Policja fot. WOJCIECH STROZYK/REPORTER

"Rzeczpospolita" dotarła do nowego rozporządzenia ministra spraw wewnętrznych. Dokument jest datowany na 16 grudnia – wydano go więc na dwa dni po wybuchu granatnika w Komendzie Głównej Policji, w którym ranny został Jarosław Szymczyk. Szef policji w rozmowach z mediami mówił, że do wystrzału doszło, gdy przestawiał granatnik podarowany mu przez ukraińskich urzędników.


Szef polskiej policji miał zostać zapewniony, że granatnik jest zużyty i "wart tyle, co złom" (Szymczyk mówił także, że był pewny, iż granatnik to "tuba przerobiona na głośnik"). Wbrew postulatom opozycji nie został on ukarany. Konsekwencje zawodowe poniósł za to m.in. wiceszef Państwowej Służby Ukrainy ds. Sytuacji Nadzwyczajnych, Dmytro Bondar.

Policja będzie się szkolić z obsługi granatników

Z ustaleń "Rz" wynika, że rozporządzenie dotyczy "wyszkolenia strzeleckiego policjantów", a funkcjonariusze będą się uczyli obsługi i strzelania z rewolwerów, pistoletów, karabinów i właśnie granatników.

Czego dokładnie będą się uczyć policjanci? Chodzi zarówno o szkolenie teoretyczne, jak i praktyczne: obsługę broni, trening bezstrzałowy, a wreszcie: samo strzelanie.

Dotychczas kwestię szkoleń strzeleckich regulowała decyzja Komendanta Głównego Policji z 2005 roku. Zmiany wprowadzone przez nowe rozporządzenie mają zwiększyć "bezpieczeństwo użycia lub wykorzystania broni palnej".
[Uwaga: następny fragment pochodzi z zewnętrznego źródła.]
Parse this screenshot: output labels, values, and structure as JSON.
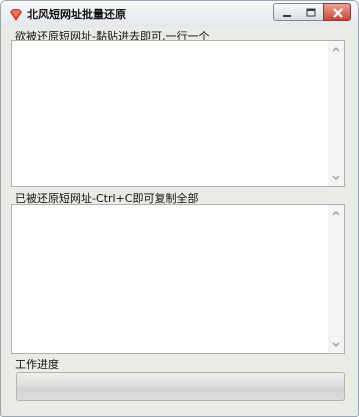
{
  "window": {
    "title": "北风短网址批量还原",
    "icon": "red-diamond-icon",
    "controls": [
      "minimize-icon",
      "maximize-icon",
      "close-icon"
    ]
  },
  "input_section": {
    "label": "欲被还原短网址-黏贴进去即可,一行一个",
    "value": ""
  },
  "output_section": {
    "label": "已被还原短网址-Ctrl+C即可复制全部",
    "value": ""
  },
  "progress_section": {
    "label": "工作进度",
    "progress_fraction": 0
  },
  "colors": {
    "accent": "#d03a2c",
    "close_button": "#c8453a"
  }
}
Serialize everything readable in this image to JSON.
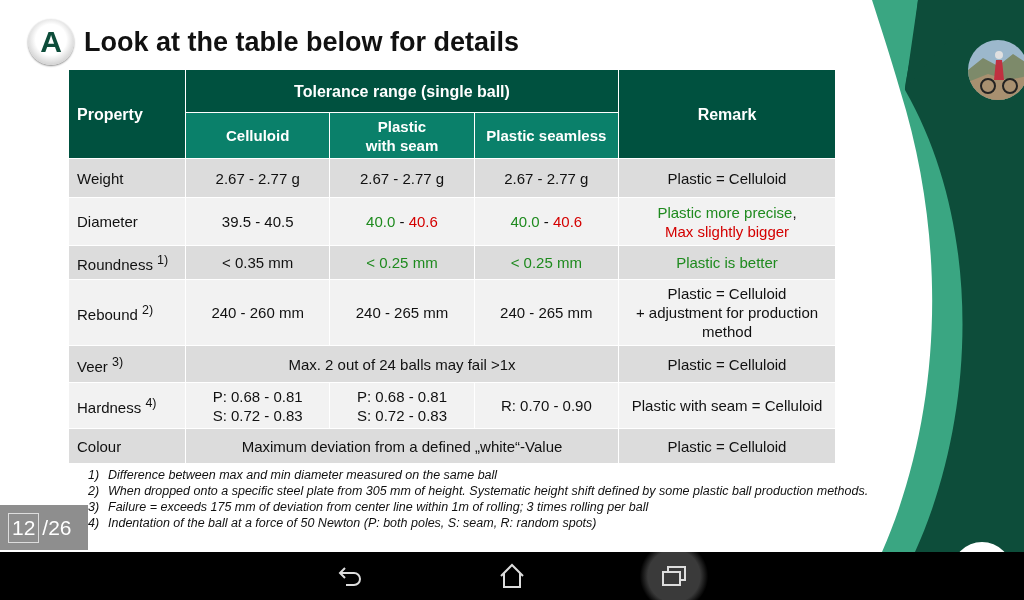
{
  "slide": {
    "badge": "A",
    "title": "Look at the table below for details",
    "table": {
      "property": "Property",
      "group": "Tolerance range (single ball)",
      "columns": [
        "Celluloid",
        "Plastic\nwith seam",
        "Plastic seamless"
      ],
      "remark": "Remark",
      "rows": [
        {
          "label": "Weight",
          "values": [
            [
              [
                {
                  "text": "2.67 - 2.77 g"
                }
              ]
            ],
            [
              [
                {
                  "text": "2.67 - 2.77 g"
                }
              ]
            ],
            [
              [
                {
                  "text": "2.67 - 2.77 g"
                }
              ]
            ]
          ],
          "remark": [
            [
              {
                "text": "Plastic = Celluloid"
              }
            ]
          ]
        },
        {
          "label": "Diameter",
          "values": [
            [
              [
                {
                  "text": "39.5 - 40.5"
                }
              ]
            ],
            [
              [
                {
                  "text": "40.0",
                  "color": "#1e8a1e"
                },
                {
                  "text": " - "
                },
                {
                  "text": "40.6",
                  "color": "#d40000"
                }
              ]
            ],
            [
              [
                {
                  "text": "40.0",
                  "color": "#1e8a1e"
                },
                {
                  "text": " - "
                },
                {
                  "text": "40.6",
                  "color": "#d40000"
                }
              ]
            ]
          ],
          "remark": [
            [
              {
                "text": "Plastic more precise",
                "color": "#1e8a1e"
              },
              {
                "text": ","
              }
            ],
            [
              {
                "text": "Max slightly bigger",
                "color": "#d40000"
              }
            ]
          ]
        },
        {
          "label": "Roundness $^{1)}$",
          "values": [
            [
              [
                {
                  "text": "< 0.35 mm"
                }
              ]
            ],
            [
              [
                {
                  "text": "< 0.25 mm",
                  "color": "#1e8a1e"
                }
              ]
            ],
            [
              [
                {
                  "text": "< 0.25 mm",
                  "color": "#1e8a1e"
                }
              ]
            ]
          ],
          "remark": [
            [
              {
                "text": "Plastic is better",
                "color": "#1e8a1e"
              }
            ]
          ]
        },
        {
          "label": "Rebound $^{2)}$",
          "values": [
            [
              [
                {
                  "text": "240 - 260 mm"
                }
              ]
            ],
            [
              [
                {
                  "text": "240 - 265 mm"
                }
              ]
            ],
            [
              [
                {
                  "text": "240 - 265 mm"
                }
              ]
            ]
          ],
          "remark": [
            [
              {
                "text": "Plastic = Celluloid"
              }
            ],
            [
              {
                "text": "+  adjustment for production"
              }
            ],
            [
              {
                "text": "method"
              }
            ]
          ]
        },
        {
          "label": "Veer $^{3)}$",
          "shared": [
            [
              {
                "text": "Max. 2 out of 24 balls may  fail >1x"
              }
            ]
          ],
          "remark": [
            [
              {
                "text": "Plastic = Celluloid"
              }
            ]
          ]
        },
        {
          "label": "Hardness $^{4)}$",
          "values": [
            [
              [
                {
                  "text": "P: 0.68 - 0.81"
                }
              ],
              [
                {
                  "text": "S: 0.72 - 0.83"
                }
              ]
            ],
            [
              [
                {
                  "text": "P: 0.68 - 0.81"
                }
              ],
              [
                {
                  "text": "S: 0.72 - 0.83"
                }
              ]
            ],
            [
              [
                {
                  "text": "R: 0.70 - 0.90"
                }
              ]
            ]
          ],
          "remark": [
            [
              {
                "text": "Plastic with seam = Celluloid"
              }
            ]
          ]
        },
        {
          "label": "Colour",
          "shared": [
            [
              {
                "text": "Maximum deviation from a defined „white“-Value"
              }
            ]
          ],
          "remark": [
            [
              {
                "text": "Plastic = Celluloid"
              }
            ]
          ]
        }
      ]
    },
    "footnotes": [
      {
        "mark": "1)",
        "text": "Difference between max and min diameter measured on the same ball"
      },
      {
        "mark": "2)",
        "text": "When dropped onto a specific steel plate from 305 mm of height. Systematic height shift defined by some plastic ball production methods."
      },
      {
        "mark": "3)",
        "text": "Failure = exceeds 175 mm of deviation from center line within 1m of rolling; 3 times rolling per ball"
      },
      {
        "mark": "4)",
        "text": "Indentation of the ball at a force of 50 Newton  (P: both poles, S: seam, R: random spots)"
      }
    ]
  },
  "page_counter": {
    "current": "12",
    "total": "/26"
  },
  "nav_bar": [
    {
      "kind": "back",
      "pressed": false
    },
    {
      "kind": "home",
      "pressed": false
    },
    {
      "kind": "recents",
      "pressed": true
    }
  ]
}
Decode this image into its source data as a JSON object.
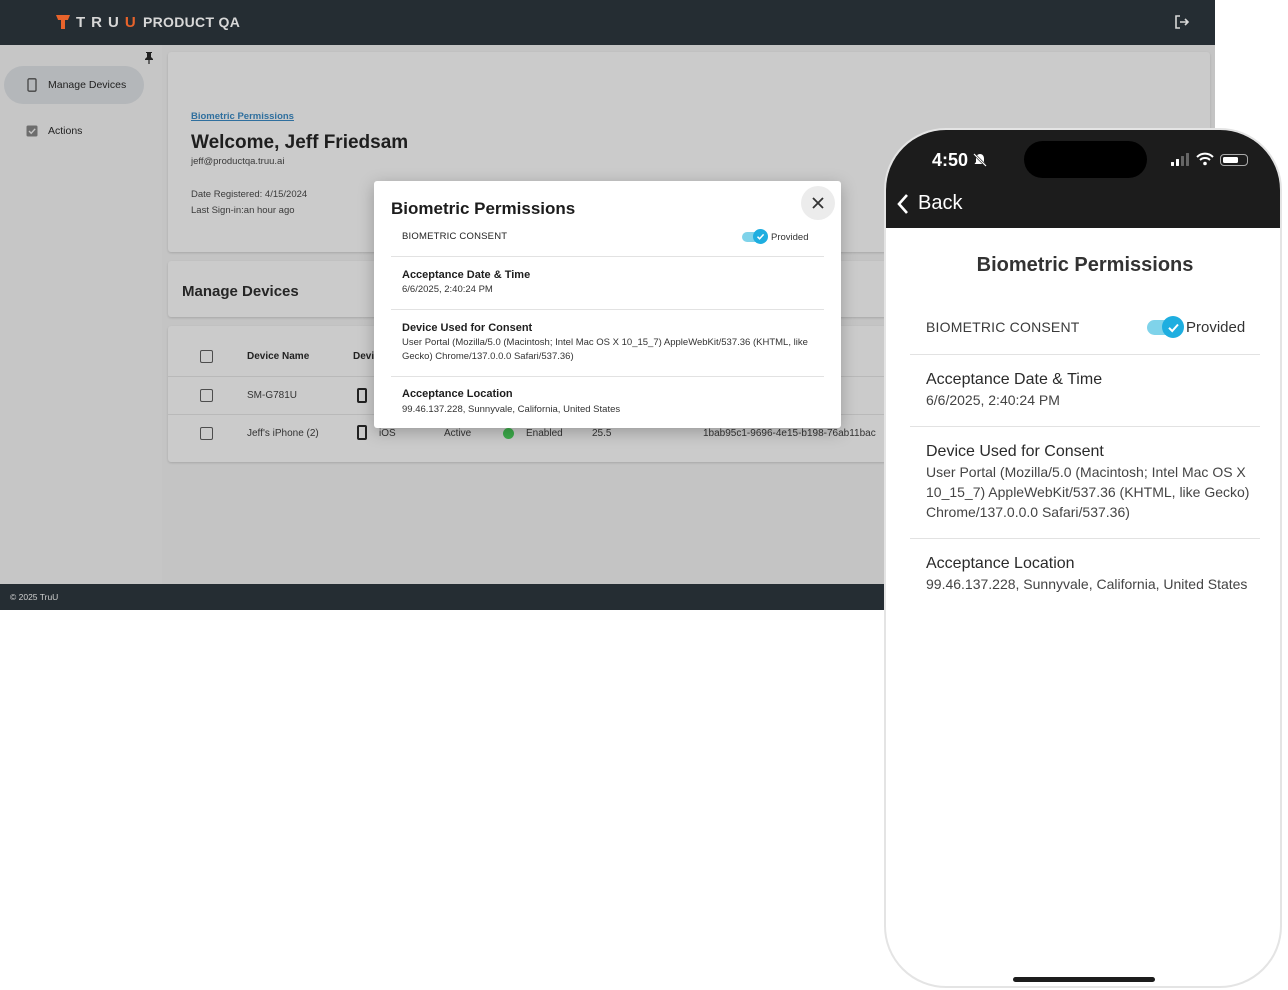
{
  "header": {
    "logo_text_a": "TRU",
    "logo_text_b": "U",
    "org_name": "PRODUCT QA",
    "logout_icon": "logout-icon"
  },
  "sidebar": {
    "items": [
      {
        "label": "Manage Devices",
        "icon": "phone-icon",
        "active": true
      },
      {
        "label": "Actions",
        "icon": "checkbox-icon",
        "active": false
      }
    ]
  },
  "profile": {
    "breadcrumb": "Biometric Permissions",
    "welcome": "Welcome, Jeff Friedsam",
    "email": "jeff@productqa.truu.ai",
    "date_registered": "Date Registered: 4/15/2024",
    "last_sign_in": "Last Sign-in:an hour ago"
  },
  "manage": {
    "title": "Manage Devices"
  },
  "table": {
    "headers": [
      "Device Name",
      "Devi"
    ],
    "rows": [
      {
        "name": "SM-G781U"
      },
      {
        "name": "Jeff's iPhone (2)",
        "os": "iOS",
        "status": "Active",
        "state": "Enabled",
        "version": "25.5",
        "id": "1bab95c1-9696-4e15-b198-76ab11bac"
      }
    ]
  },
  "footer": {
    "text": "© 2025 TruU"
  },
  "modal": {
    "title": "Biometric Permissions",
    "consent_label": "BIOMETRIC CONSENT",
    "consent_status": "Provided",
    "sections": [
      {
        "heading": "Acceptance Date & Time",
        "value": "6/6/2025, 2:40:24 PM"
      },
      {
        "heading": "Device Used for Consent",
        "value": "User Portal (Mozilla/5.0 (Macintosh; Intel Mac OS X 10_15_7) AppleWebKit/537.36 (KHTML, like Gecko) Chrome/137.0.0.0 Safari/537.36)"
      },
      {
        "heading": "Acceptance Location",
        "value": "99.46.137.228, Sunnyvale, California, United States"
      }
    ]
  },
  "phone": {
    "time": "4:50",
    "back_label": "Back",
    "title": "Biometric Permissions",
    "consent_label": "BIOMETRIC CONSENT",
    "consent_status": "Provided",
    "sections": [
      {
        "heading": "Acceptance Date & Time",
        "value": "6/6/2025, 2:40:24 PM"
      },
      {
        "heading": "Device Used for Consent",
        "value": "User Portal (Mozilla/5.0 (Macintosh; Intel Mac OS X 10_15_7) AppleWebKit/537.36 (KHTML, like Gecko) Chrome/137.0.0.0 Safari/537.36)"
      },
      {
        "heading": "Acceptance Location",
        "value": "99.46.137.228, Sunnyvale, California, United States"
      }
    ]
  },
  "colors": {
    "topbar": "#252d33",
    "brand_orange": "#e8632b",
    "toggle_on": "#1eaee0",
    "status_green": "#3cab4a",
    "link": "#2f6f9e"
  }
}
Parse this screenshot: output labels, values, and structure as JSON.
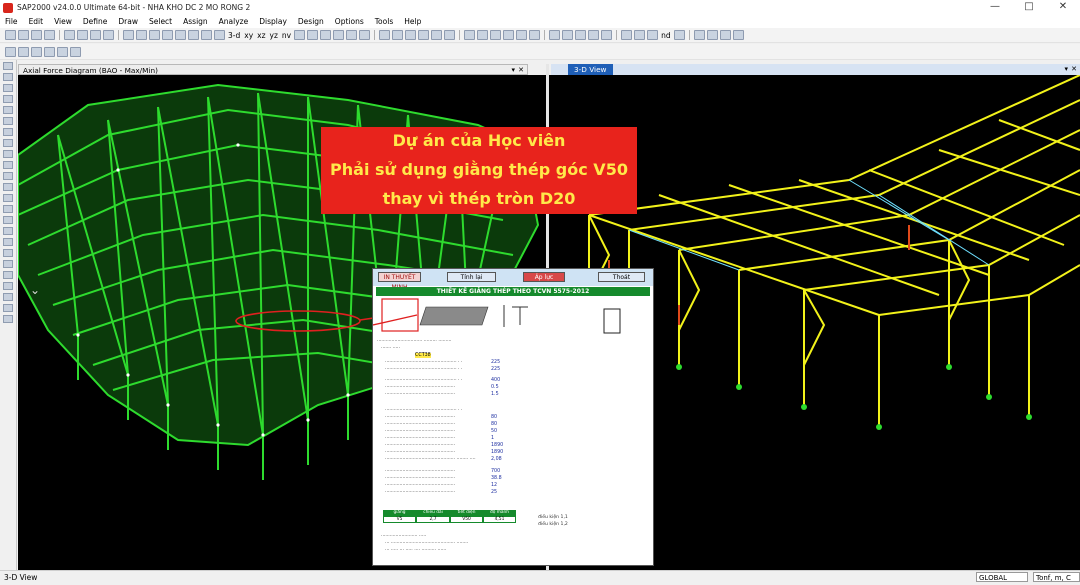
{
  "window": {
    "title": "SAP2000 v24.0.0 Ultimate 64-bit - NHA KHO DC 2 MO RONG 2",
    "controls": [
      "—",
      "□",
      "✕"
    ]
  },
  "menu": [
    "File",
    "Edit",
    "View",
    "Define",
    "Draw",
    "Select",
    "Assign",
    "Analyze",
    "Display",
    "Design",
    "Options",
    "Tools",
    "Help"
  ],
  "toolbar": {
    "view_3d": "3-d",
    "view_xy": "xy",
    "view_xz": "xz",
    "view_yz": "yz",
    "view_nv": "nv",
    "view_nd": "nd"
  },
  "panes": {
    "left_title": "Axial Force Diagram  (BAO - Max/Min)",
    "right_title": "3-D View",
    "pin": "▾",
    "close": "✕",
    "chevron": "⌄"
  },
  "banner": {
    "line1": "Dự án của Học viên",
    "line2": "Phải sử dụng giằng thép góc V50",
    "line3": "thay vì thép tròn D20"
  },
  "sheet": {
    "buttons": [
      "IN THUYẾT MINH",
      "Tính lại",
      "Áp lực",
      "Thoát"
    ],
    "title": "THIẾT KẾ GIẰNG THÉP THEO TCVN 5575-2012",
    "row_values": [
      "CCT38",
      "225",
      "225",
      "400",
      "0.5",
      "1.5",
      "80",
      "80",
      "50",
      "1",
      "1890",
      "1890",
      "2,08",
      "700",
      "38.8",
      "12",
      "25"
    ],
    "table_headers": [
      "giằng",
      "chiều dài",
      "tiết diện",
      "độ mảnh"
    ],
    "table_values": [
      "V5",
      "2,7",
      "V50",
      "4,51"
    ],
    "footer_checks": [
      "điều kiện 1,1",
      "điều kiện 1,2"
    ]
  },
  "status": {
    "left": "3-D View",
    "coord_system": "GLOBAL",
    "units": "Tonf, m, C"
  },
  "colors": {
    "banner_bg": "#e8231c",
    "banner_text": "#ffe94a",
    "left_model": "#2edb2e",
    "right_model": "#f2f21a",
    "sheet_green": "#158a2c"
  }
}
Poseł Lewicy Wiesław Szczepański, który jest także przewodniczącym sejmowej Komisji Administracji i Spraw Wewnętrznych, przyznał, że zapis o granatniku znajduje się w rozporządzeniu. – Przydałoby się objęcie wszystkich policjantów ćwiczeniami strzelania z takiej broni. Żeby wiedzieli, czy jest naładowana, czy nie – powiedział w rozmowie z dziennikiem.

Czytaj też: Polaków zapytano w sondażu o wybuch granatnika. Miażdżąca ocena dla generała Szymczyka

Wspólne stanowisko Ukrainy i Polski ws. wybuchu w KGP

W zeszły czwartek polskie i ukraińskie MSW wydały wspólny komunikat po spotkaniu Mariusza Kamińskiego z jego ukraińskim odpowiednikiem Denysem Monastyrskim. Wskazano w nim, że "strona ukraińska potwierdziła wcześniejsze ustalenia dotyczące eksplozji w KGP".

"Strona ukraińska po raz kolejny wyraża ubolewanie z powodu nieumyślnej pomyłki, która doprowadziła do incydentu w Komendzie Głównej Policji" – wskazano także, dodając, że "Jarosław Szymczyk jest wielkim przyjacielem Ukrainy, który z zaangażowaniem wspiera służby ukraińskie w tym trudnym czasie, a jednocześnie niesprawiedliwie poniósł konsekwencje tego incydentu".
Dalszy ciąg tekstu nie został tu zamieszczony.